Rebeccaa1996 · 19/11/2024 12:46

It's not a big group which makes it feel more of a let down. I feel really bad.

You are very thoughtful and genuine OP and I can totally understand that you can't justify this amount of money just b4 xmas. Given your thoughtfulness, I think it would be best if you told them u can't make it this time and leave it at that

MsAdaLovelace · 19/11/2024 14:00

Hello @Rebeccaa1996,

There is a big and nasty cold/flu type bug going round right now ... I have just had it, my best friend just had it as did her husband and the kids too ... and we were all meant to go out together to celebrate a big birthday at the w/e ... sadly we had to cancel as we were all too ill!
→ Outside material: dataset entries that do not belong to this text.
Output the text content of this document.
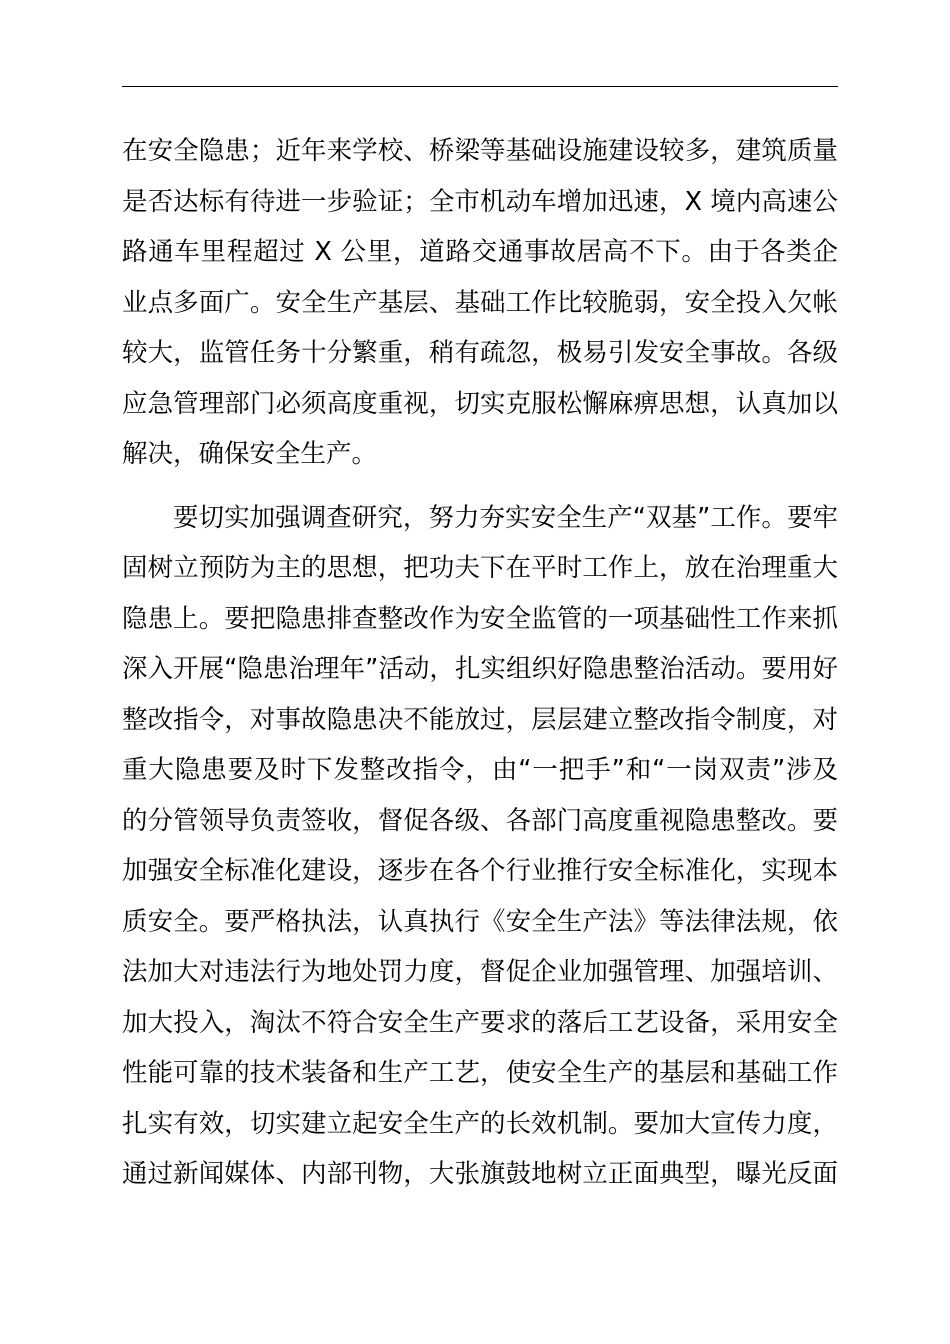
在安全隐患；近年来学校、桥梁等基础设施建设较多，建筑质量
是否达标有待进一步验证；全市机动车增加迅速，X 境内高速公
路通车里程超过 X 公里，道路交通事故居高不下。由于各类企
业点多面广。安全生产基层、基础工作比较脆弱，安全投入欠帐
较大，监管任务十分繁重，稍有疏忽，极易引发安全事故。各级
应急管理部门必须高度重视，切实克服松懈麻痹思想，认真加以
解决，确保安全生产。
要切实加强调查研究，努力夯实安全生产“双基”工作。要牢
固树立预防为主的思想，把功夫下在平时工作上，放在治理重大
隐患上。要把隐患排查整改作为安全监管的一项基础性工作来抓
深入开展“隐患治理年”活动，扎实组织好隐患整治活动。要用好
整改指令，对事故隐患决不能放过，层层建立整改指令制度，对
重大隐患要及时下发整改指令，由“一把手”和“一岗双责”涉及
的分管领导负责签收，督促各级、各部门高度重视隐患整改。要
加强安全标准化建设，逐步在各个行业推行安全标准化，实现本
质安全。要严格执法，认真执行《安全生产法》等法律法规，依
法加大对违法行为地处罚力度，督促企业加强管理、加强培训、
加大投入，淘汰不符合安全生产要求的落后工艺设备，采用安全
性能可靠的技术装备和生产工艺，使安全生产的基层和基础工作
扎实有效，切实建立起安全生产的长效机制。要加大宣传力度，
通过新闻媒体、内部刊物，大张旗鼓地树立正面典型，曝光反面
It lasted a good two weeks too ... you know what to do OP ... just don't go and do not give yourself the stress of it all.

It is OK to say no OP.

x

Magnastorm · 19/11/2024 14:01

Maray1967 · 19/11/2024 13:51

Yes, I would do this if I was in this situation. If i could afford it, I’d take a gift a few days later eg bottle of Prosecco.

The other alternative is to drive, not drink, and pay your own way - but that can be awkward. The worst is just to say you can no longer go. That looks rude to me - like you’re not prioritising it.

Making people think you are going and then lying about it is way ruder than just being honest. People aren't daft, it's obvious when people do this.